Ukraine's president and three opposition leaders signed a deal Friday to end the political crisis that erupted in violence this week, leaving scores dead.
The agreement's provisions include returning to the 2004 constitution, which would decrease the powers of the presidency and increase those of the parliament, setting up a national unity government within 10 days and holding an early presidential election later this year.
The deal was signed after President Viktor Yanukovych bowed to opposition pressure and announced he would hold early elections, form a coalition government, and make constitutional changes.
His announcement followed all-night talks between representatives of his government and the opposition, brokered by the foreign ministers of Germany, France, and Poland.
Shortly after the agreement was signed Friday, Ukraine's parliament voted to restore the 2004 constitution.
It also voted to remove Interior Minister Vitali Zakharchenko, who is among the officials the opposition holds responsible for the killing of dozens of anti-government protesters, and to amend the country's criminal code in a way that would permit the release of former Prime Minister Yulia Tymoshenko from prison.
The White House welcomed the agreement.
"We support the efforts of all those who negotiated this agreement, commend the courageous opposition leaders who recognized the need for compromise, and offer the support of the United States in its implementation," it said in a statement Friday. "Now, the focus must be on concrete action to implement this agreement, which we will be monitoring closely."
U.S. officials said President Barack Obama would discuss the agreement with Russian President Vladimir Putin by telephone Friday.
Earlier this week, Mr. Putin, sent his human rights ombudsman, Vladimir Lukin, to Ukraine to help mediate the talks between the Ukrainian government and opposition. The Russian president has been a staunch supporter of President Yanukovych.
The Reuters news agency Friday quoted one of the EU diplomats who helped broker the deal, Polish Foreign Minister Radoslaw Sikorski, as saying that Russia played a "constructive role" in achieving agreement in Ukraine.
Still, Russia's Foreign Ministry on Friday said Foreign Minister Sergei Lavrov had "resolutely condemned the actions of radicals" -- an apparent reference to Ukrainian opposition activists -- in a telephone conversation Friday with EU foreign policy chief Catherine Ashton. Lavrov said they bore the "principal responsibility" for the violence in Ukraine.
Ukraine suffered its bloodiest day since Soviet times on Thursday as battles erupted in central Kyiv between riot police and anti-government protesters. Dozens of people were killed, some by government sniper fire, with some reports putting the single day death toll over 70.
Hundreds of others were reported wounded.
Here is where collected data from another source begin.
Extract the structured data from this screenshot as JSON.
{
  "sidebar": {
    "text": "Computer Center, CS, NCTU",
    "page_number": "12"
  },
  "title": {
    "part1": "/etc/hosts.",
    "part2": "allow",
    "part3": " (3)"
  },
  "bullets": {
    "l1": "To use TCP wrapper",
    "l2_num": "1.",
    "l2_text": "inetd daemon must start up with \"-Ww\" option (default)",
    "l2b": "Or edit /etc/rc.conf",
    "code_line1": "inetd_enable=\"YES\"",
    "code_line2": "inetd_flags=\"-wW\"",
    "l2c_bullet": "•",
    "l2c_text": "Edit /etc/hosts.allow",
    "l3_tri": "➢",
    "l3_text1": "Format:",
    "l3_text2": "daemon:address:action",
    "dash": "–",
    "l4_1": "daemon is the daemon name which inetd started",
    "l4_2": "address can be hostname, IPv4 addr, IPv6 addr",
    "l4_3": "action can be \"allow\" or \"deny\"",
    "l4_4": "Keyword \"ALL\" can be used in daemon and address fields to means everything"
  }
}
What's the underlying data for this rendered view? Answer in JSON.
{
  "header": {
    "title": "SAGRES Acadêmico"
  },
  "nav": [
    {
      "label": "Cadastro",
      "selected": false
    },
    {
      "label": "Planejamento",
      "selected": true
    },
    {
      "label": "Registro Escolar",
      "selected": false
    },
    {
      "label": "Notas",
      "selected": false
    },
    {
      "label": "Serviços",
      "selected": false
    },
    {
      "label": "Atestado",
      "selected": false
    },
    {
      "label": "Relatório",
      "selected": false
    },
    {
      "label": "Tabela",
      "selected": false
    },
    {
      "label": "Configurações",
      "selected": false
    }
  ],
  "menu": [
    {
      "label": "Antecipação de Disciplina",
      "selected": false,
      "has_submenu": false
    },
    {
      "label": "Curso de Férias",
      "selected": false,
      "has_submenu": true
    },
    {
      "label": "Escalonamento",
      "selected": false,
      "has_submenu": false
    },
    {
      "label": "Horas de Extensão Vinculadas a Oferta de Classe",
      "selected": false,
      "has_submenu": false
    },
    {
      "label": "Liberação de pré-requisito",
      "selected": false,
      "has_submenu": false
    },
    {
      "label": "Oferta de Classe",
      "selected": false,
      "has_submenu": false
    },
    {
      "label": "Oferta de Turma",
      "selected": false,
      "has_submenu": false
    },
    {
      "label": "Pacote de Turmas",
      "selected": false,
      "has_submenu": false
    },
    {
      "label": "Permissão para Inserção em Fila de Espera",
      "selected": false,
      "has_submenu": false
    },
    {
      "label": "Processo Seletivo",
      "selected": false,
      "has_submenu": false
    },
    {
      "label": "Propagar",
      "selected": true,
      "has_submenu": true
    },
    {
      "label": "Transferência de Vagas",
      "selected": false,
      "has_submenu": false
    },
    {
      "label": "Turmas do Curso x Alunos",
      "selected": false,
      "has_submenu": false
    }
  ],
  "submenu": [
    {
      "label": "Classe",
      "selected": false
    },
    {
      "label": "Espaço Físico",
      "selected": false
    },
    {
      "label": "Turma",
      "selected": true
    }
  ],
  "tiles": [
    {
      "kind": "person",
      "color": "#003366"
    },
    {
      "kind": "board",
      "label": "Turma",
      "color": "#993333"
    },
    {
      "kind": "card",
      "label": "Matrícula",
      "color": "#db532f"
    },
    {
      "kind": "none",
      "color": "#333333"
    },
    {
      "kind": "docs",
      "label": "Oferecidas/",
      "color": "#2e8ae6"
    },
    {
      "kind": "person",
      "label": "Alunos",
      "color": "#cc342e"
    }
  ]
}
Ruslan Deynychenko of VOA's Ukrainian Service, who witnessed this week's violence in Kyiv, said Friday's agreement might be hard to sell to anti-government demonstrators who saw comrades killed.
"The problem is that people on Maidan, protesters, they don't think it is enough because they demand the immediate resignation of [the] president, because they believe he is responsible for orders to kill peaceful protesters."
European Union foreign ministers voted Thursday to impose sanctions on Ukrainian officials deemed responsible for orchestrating the violence in the capital. The measures include visa bans, asset freezes and restrictions on the export of anti-riot gear to the Ukrainian government. Washington imposed similar sanctions Wednesday.
Anti-government protests erupted in Ukraine in November, after Mr. Yanukovych backed away from a trade deal with the European Union in favor of closer ties with Russia.